The Legislature’s joint budget conference committee laid out details of a budget deal with Gov. Arnold Schwarzenegger Wednesday, highlighting the promise of some restored funds for the state’s cash-strapped colleges and universities. A vote on the plan, which will be 99 days overdue, is scheduled for today.
Under the proposal, the state would rely upon a combination of general funds and federal stimulus dollars to prop up the University of California and California State University. While Schwarzenegger had proposed $305 million in restored recurring dollars for each system, the budget deal would give $199 million in recurring dollars and rely on $106 million in one-time federal stimulus funds to make up the difference, university analysts said.
“Our hope going forward is we could make that $106 million a permanent increase to our base, but in a fiscally challenged year like this we’re very grateful to the Legislature,” said Claudia Keith, spokeswoman for the state system.
The budget would bring the state system’s funding up to levels from about four years before, Keith said.

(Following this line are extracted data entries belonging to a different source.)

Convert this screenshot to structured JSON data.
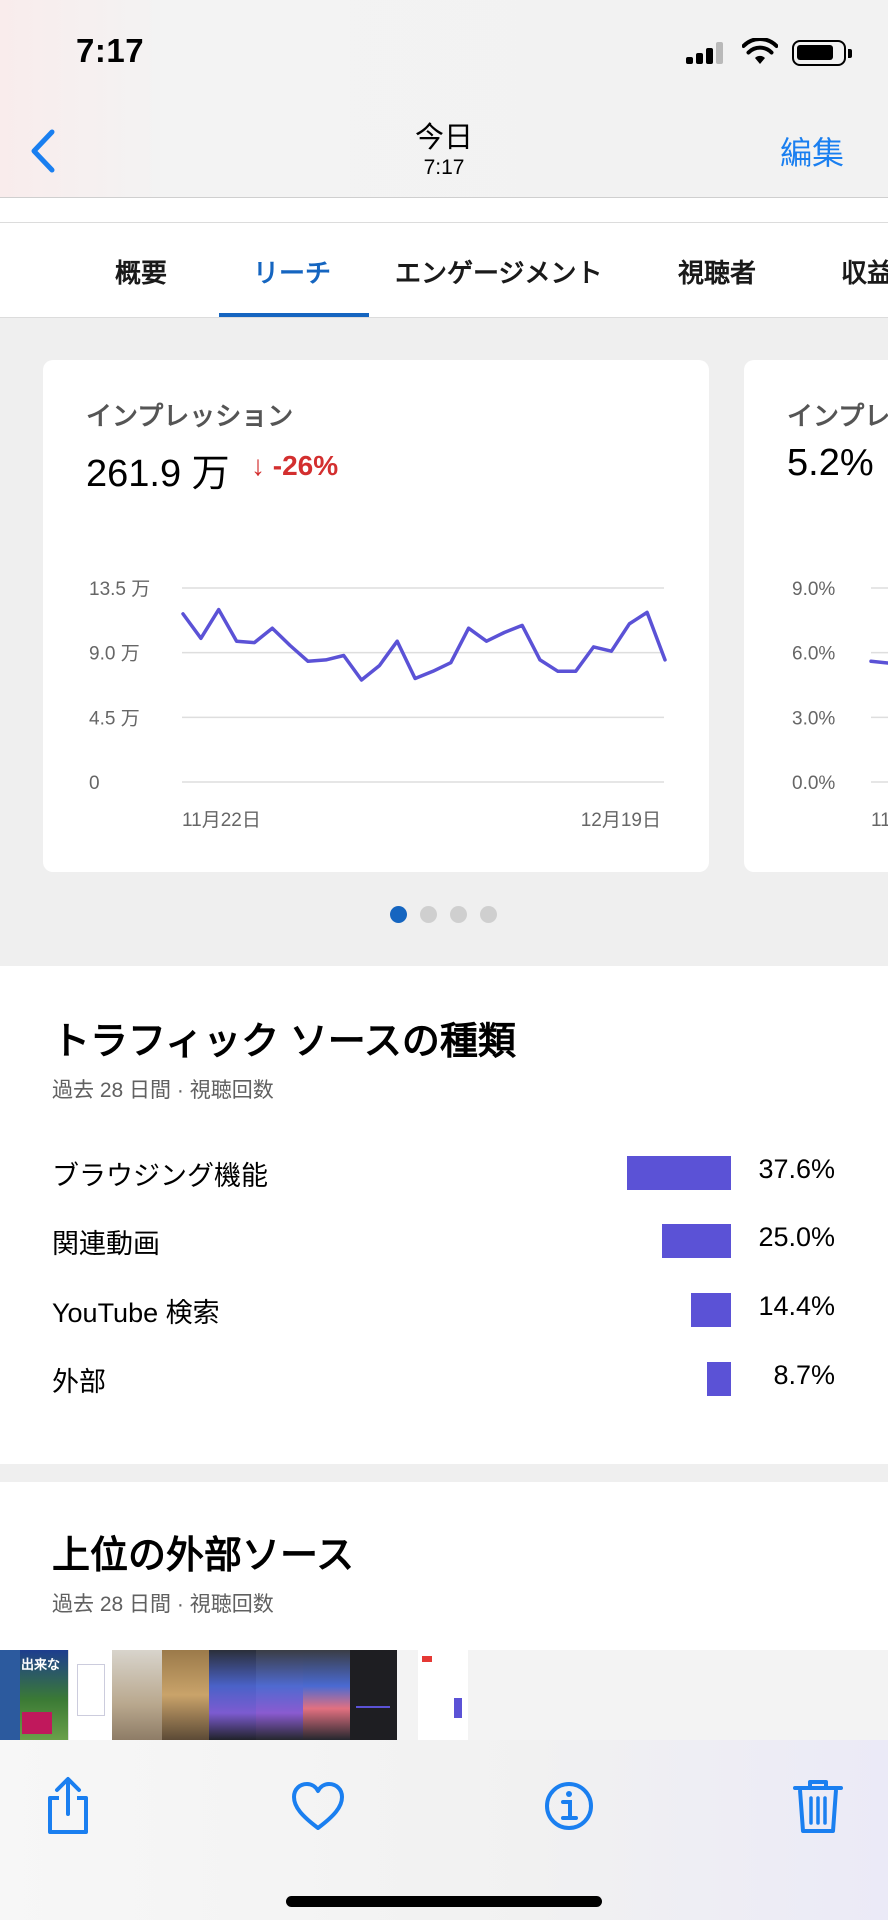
{
  "status": {
    "time": "7:17"
  },
  "header": {
    "title": "今日",
    "subtitle": "7:17",
    "edit_label": "編集"
  },
  "tabs": [
    {
      "label": "概要"
    },
    {
      "label": "リーチ"
    },
    {
      "label": "エンゲージメント"
    },
    {
      "label": "視聴者"
    },
    {
      "label": "収益"
    }
  ],
  "active_tab": "リーチ",
  "cards": [
    {
      "label": "インプレッション",
      "value": "261.9 万",
      "delta": "↓ -26%"
    },
    {
      "label": "インプレッションのクリック率",
      "value": "5.2%"
    }
  ],
  "chart_data": [
    {
      "type": "line",
      "x_start": "11月22日",
      "x_end": "12月19日",
      "y_ticks": [
        "13.5 万",
        "9.0 万",
        "4.5 万",
        "0"
      ],
      "ylim": [
        0,
        13.5
      ],
      "grid": true,
      "color": "#5b52d6",
      "values": [
        11.7,
        10.0,
        12.0,
        9.8,
        9.7,
        10.7,
        9.5,
        8.4,
        8.5,
        8.8,
        7.1,
        8.1,
        9.8,
        7.2,
        7.7,
        8.3,
        10.7,
        9.8,
        10.4,
        10.9,
        8.5,
        7.7,
        7.7,
        9.4,
        9.1,
        11.0,
        11.8,
        8.5
      ]
    },
    {
      "type": "line",
      "x_start": "11",
      "y_ticks": [
        "9.0%",
        "6.0%",
        "3.0%",
        "0.0%"
      ],
      "ylim": [
        0,
        9.0
      ],
      "grid": true,
      "color": "#5b52d6",
      "values": [
        5.6,
        5.5
      ]
    }
  ],
  "carousel": {
    "pages": 4,
    "active": 0
  },
  "traffic": {
    "title": "トラフィック ソースの種類",
    "subtitle": "過去 28 日間 · 視聴回数",
    "rows": [
      {
        "label": "ブラウジング機能",
        "value": "37.6%",
        "percent": 37.6
      },
      {
        "label": "関連動画",
        "value": "25.0%",
        "percent": 25.0
      },
      {
        "label": "YouTube 検索",
        "value": "14.4%",
        "percent": 14.4
      },
      {
        "label": "外部",
        "value": "8.7%",
        "percent": 8.7
      }
    ],
    "bar_color": "#5b52d6"
  },
  "external": {
    "title": "上位の外部ソース",
    "subtitle": "過去 28 日間 · 視聴回数"
  },
  "thumbnails": [
    {
      "text": "出来な"
    },
    {
      "text": ""
    },
    {
      "text": ""
    },
    {
      "text": ""
    },
    {
      "text": ""
    },
    {
      "text": ""
    },
    {
      "text": ""
    },
    {
      "text": ""
    },
    {
      "text": ""
    },
    {
      "text": ""
    }
  ],
  "toolbar": {
    "share": "share-icon",
    "favorite": "heart-icon",
    "info": "info-icon",
    "delete": "trash-icon"
  }
}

As for the University of California, the funds similarly fall short.
“While this is very much appreciated restoration, it still leaves us about $300 million less than what the state was funding the university in 2007-8," said Patrick Lenz, the University of California’s vice president for budget.
The budget proposal  does not specify dollar amounts for enrollment growth, but states that “full funding” will be provided for that purpose. If consistent with prior legislative proposals, the enrollment growth funding would hit $60.6 million for California State. The University of California expects $51.3 million to help it meet anticipated enrollment growth.

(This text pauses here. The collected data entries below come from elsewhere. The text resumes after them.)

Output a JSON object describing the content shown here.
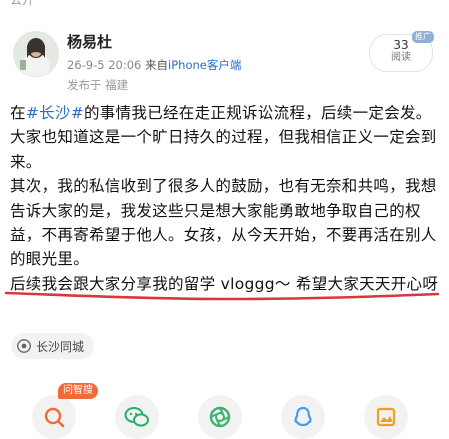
{
  "header": {
    "partial_label": "公开"
  },
  "user": {
    "name": "杨易杜",
    "timestamp": "26-9-5 20:06",
    "source_prefix": "来自",
    "client": "iPhone客户端",
    "location_label": "发布于 福建"
  },
  "reads": {
    "count": "33",
    "label": "阅读",
    "promo_badge": "推广"
  },
  "post": {
    "para1_pre": "在",
    "hashtag": "#长沙#",
    "para1_post": "的事情我已经在走正规诉讼流程，后续一定会发。大家也知道这是一个旷日持久的过程，但我相信正义一定会到来。",
    "para2": "其次，我的私信收到了很多人的鼓励，也有无奈和共鸣，我想告诉大家的是，我发这些只是想大家能勇敢地争取自己的权益，不再寄希望于他人。女孩，从今天开始，不要再活在别人的眼光里。",
    "para3": "后续我会跟大家分享我的留学 vloggg～ 希望大家天天开心呀"
  },
  "location_chip": {
    "label": "长沙同城"
  },
  "share": {
    "qa_badge": "问智搜",
    "buttons": [
      "search-share",
      "wechat",
      "moments",
      "qq",
      "album"
    ]
  },
  "colors": {
    "link": "#2c6cc4",
    "underline": "#d9363e",
    "badge": "#f06a3a",
    "wechat": "#2aae67",
    "moments": "#3cb371",
    "qq": "#3d9df5",
    "album": "#f0a020"
  }
}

The University of California would also receive $14.1 million for rising health care costs for retirees.
In the days leading up to the budget deal, community college leaders in California felt relatively confident that the system would receive $126 million in new funds to cover enrollment growth of 2.2 percent -- and the budget deal as written would deliver. Less certain, however, was the $25 million for workforce training programs and $35 million to partially restore cuts to student services programs. While those funds ended up in the deal, the student services money restores only about 10 percent of the 42 percent reduction those programs have sustained, community college budget officers said.
“It’s very much appreciated, but it really doesn’t come close to restoring [the funds],” said Erik Skinner, executive vice chancellor for programs.

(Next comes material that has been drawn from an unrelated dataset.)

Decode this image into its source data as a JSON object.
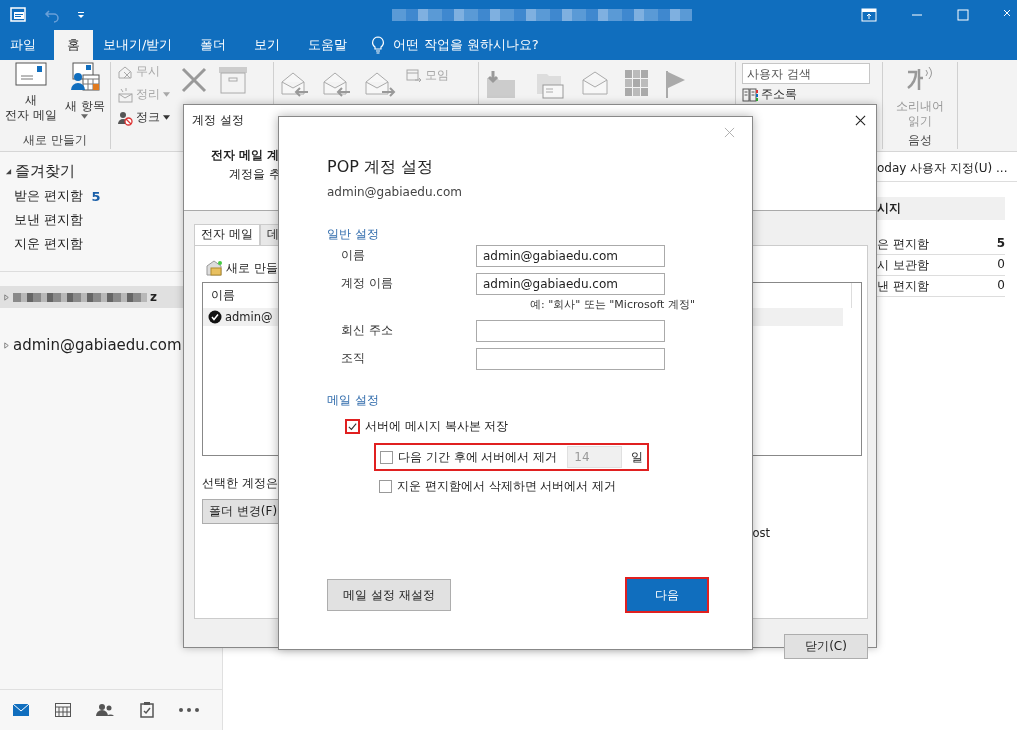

The proposal was greeted with enthusiasm from the California Faculty Association, a union representing more than 23,000 California State faculty members, from part-time lecturers to tenured professors. Lillian Taiz, the union’s president and a frequent critic of the defunding of higher education in the state, said in a news release that the plan marked a positive departure from prior budget slashing.
“This funding is a welcome change of trajectory for the 23 California State University campuses,” said Taiz, whose union is affiliated with the National Education Association, the American Association of University Professors and Service Employees International Union.
“The CSU truly is the economic engine for California, and restoring this vital funding is an important part of putting our state back on the road to economic recovery.”